El genio fílmico de Steven Spielberg ha compuesto ahora un cuento-para mayores, que enajena por igual a niños y adultos. Su extraordinario largometraje relata la historia del primer extraterrestre que llega, en gigantesca nave espacial, al suburbio de una ciudad norteamericana y es abandonado allí por descuido de sus tripulantes. Es una criatura razonante y sintiente, de traza reptilesca y piel viscosa. Tiene faz de batracio, cuello de tortuga y mirada a la vez pícara y triste. Respira con dificultad en nuestra atmósfera y emite gruñidos y gritos, aunque, finalmente, llega a repetir nuestros vocablos. Posee fuerzas desconocidas para actuar a distancia, levitar su cuerpo y comunicar su pensamiento. Es, desde el punto de vista de nuestra estética, un ser repulsivo, que incita al horror y al miedo. Tropieza con un muchacho de diez años que tarda poco en trabar amistad y ofrecerle secreto alojamiento y comida. No se inmuta el mozo ni se alborota ante la aparición, sino que lo encuentra todo natural y verosímil. Los adultos, en cambio, rastrean los contornos después del aterrizaje de la gran máquina del espacio, que fue visible a todas luces. Detectan la emisión de las hondas de ignota frecuencia del pequeño ser espacial. Y van cercando su escondite para darle caza.

El mito de la infancia soñadora y superrealista vuelve a encarnar ahora en el extraordinario encuentro del viajero estelar con el adolescente californiano.

El milagro de este filme está en su mensaje secreto.

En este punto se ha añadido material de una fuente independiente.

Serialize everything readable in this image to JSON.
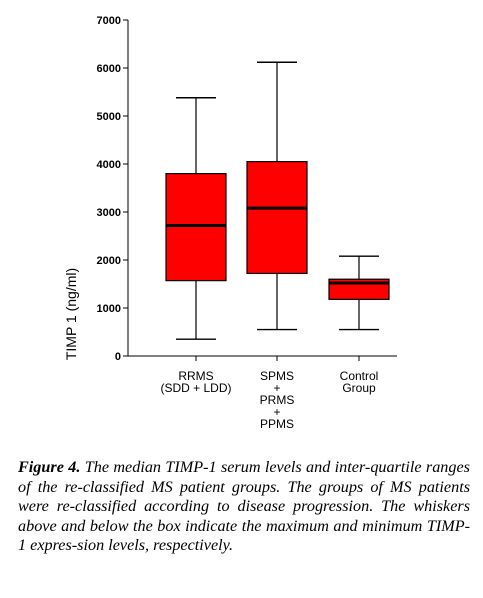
{
  "chart_data": {
    "type": "box",
    "xlabel": "",
    "ylabel": "TIMP 1 (ng/ml)",
    "ylim": [
      0,
      7000
    ],
    "yticks": [
      0,
      1000,
      2000,
      3000,
      4000,
      5000,
      6000,
      7000
    ],
    "grid": false,
    "box_color": "#ff0000",
    "categories": [
      {
        "lines": [
          "RRMS",
          "(SDD + LDD)"
        ]
      },
      {
        "lines": [
          "SPMS",
          "+",
          "PRMS",
          "+",
          "PPMS"
        ]
      },
      {
        "lines": [
          "Control",
          "Group"
        ]
      }
    ],
    "boxes": [
      {
        "min": 350,
        "q1": 1570,
        "median": 2720,
        "q3": 3800,
        "max": 5380
      },
      {
        "min": 550,
        "q1": 1720,
        "median": 3080,
        "q3": 4050,
        "max": 6120
      },
      {
        "min": 550,
        "q1": 1180,
        "median": 1520,
        "q3": 1600,
        "max": 2080
      }
    ]
  },
  "caption": {
    "label": "Figure 4.",
    "text": " The median TIMP-1 serum levels and inter-quartile ranges of the re-classified MS patient groups. The groups of MS patients were re-classified according to disease progression. The whiskers above and below the box indicate the maximum and minimum TIMP-1 expres-sion levels, respectively."
  }
}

Su código cifrado de fraternidad y complicidad entre dos seres radicalmente diferentes, capaces, sin embargo, de camaradería y amistad, sin poseer apenas canales de comunicación entre sí. La intuición de la mocedad de nuestro tiempo -electrónica e informatizada- logra vencer rápidamente las barreras de la incomprensión. Es la alquimia de la ternura, como la ha llamado un gran crítico francés. Es decir, la apelación a un tipo de sentimiento profundo que subyace en nuestro yo, aunque se amontonen sobre su espontánea vigencia toneladas de prejuicios de respetos humanos y de instintos destructores y las brutales circunstancias aniquiladoras de la sociedad moderna.

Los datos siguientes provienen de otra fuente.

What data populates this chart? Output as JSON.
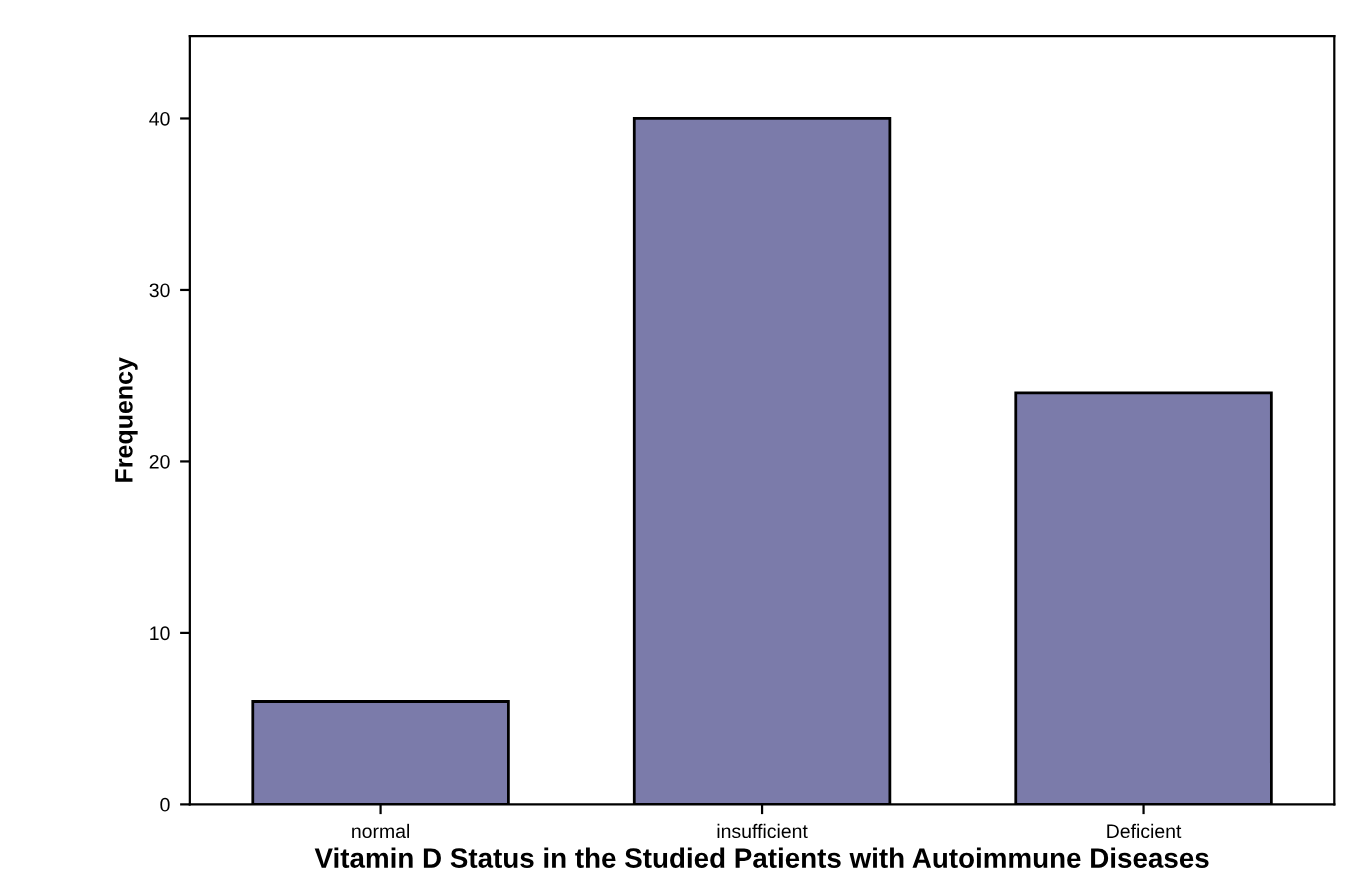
{
  "chart_data": {
    "type": "bar",
    "xlabel": "Vitamin D Status in the Studied Patients with Autoimmune Diseases",
    "ylabel": "Frequency",
    "categories": [
      "normal",
      "insufficient",
      "Deficient"
    ],
    "values": [
      6,
      40,
      24
    ],
    "color": "#7b7baa",
    "ylim": [
      0,
      44.8
    ],
    "yticks": [
      0,
      10,
      20,
      30,
      40
    ],
    "grid": false
  }
}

ET-1, que casi muere a manos de la ciencia médica de vanguardia, empeñada en curarle después de su captura policiaca, apela a los suyos extraterrestres para que vengan a rescatarle. Y se lo llevan después de mil peripecias los muchachos amigos hasta el ingenio volador. La despedida es patética y recuerda a los grandes encuentros de la historia. "Ven con nosotros", le dice el extraterrestre a su amiguete humano. "Quédate conmigo", le contesta Elliot al que vino de tan lejos. Es como un símbolo de los diálogos no siempre pacíficos entre las culturas rivales. Los viejos mitos que pueblan el jardín de la infancia de Grimm, de Andersen y de Selma Lagerlof se enriquecen ahora con un nuevo dúo de personajes, Elliot y ET-1. La fuerza de sugestión de este imaginario visitante es precisamente su humilde fealdad. No es ni arrogante, ni poderoso, ni apolíneo como los supermanes. Sino deforme, estrábico, balbuciente, y aparentemente infrahumano. Su inmensa comprensión y su oferta de generosa convivencia hacen olvidar para siempre su encuadramiento en los cánones rutinarios de nuestra estética al uso.

Unamuno, en sus recuerdos de niñez y mocedad, decía que eran los años de la primera experiencia vital aquellos en que las lecturas se hacían carne. Ahora son los filmes y sus personajes quienes se integran en el espíritu de nuestros hombres de mañana con la fuerza de su imaginaria personalidad. El homúnculo del espacio que se quedó unos días, por error, entre nosotros, traía un mensaje de paz y de convivencia desde las remotas galaxias separadas por el frío y el silencio. Toda especie de vida racional que pueda existir en el universo ¿latirá acaso con un mismo sustrato de esperanza?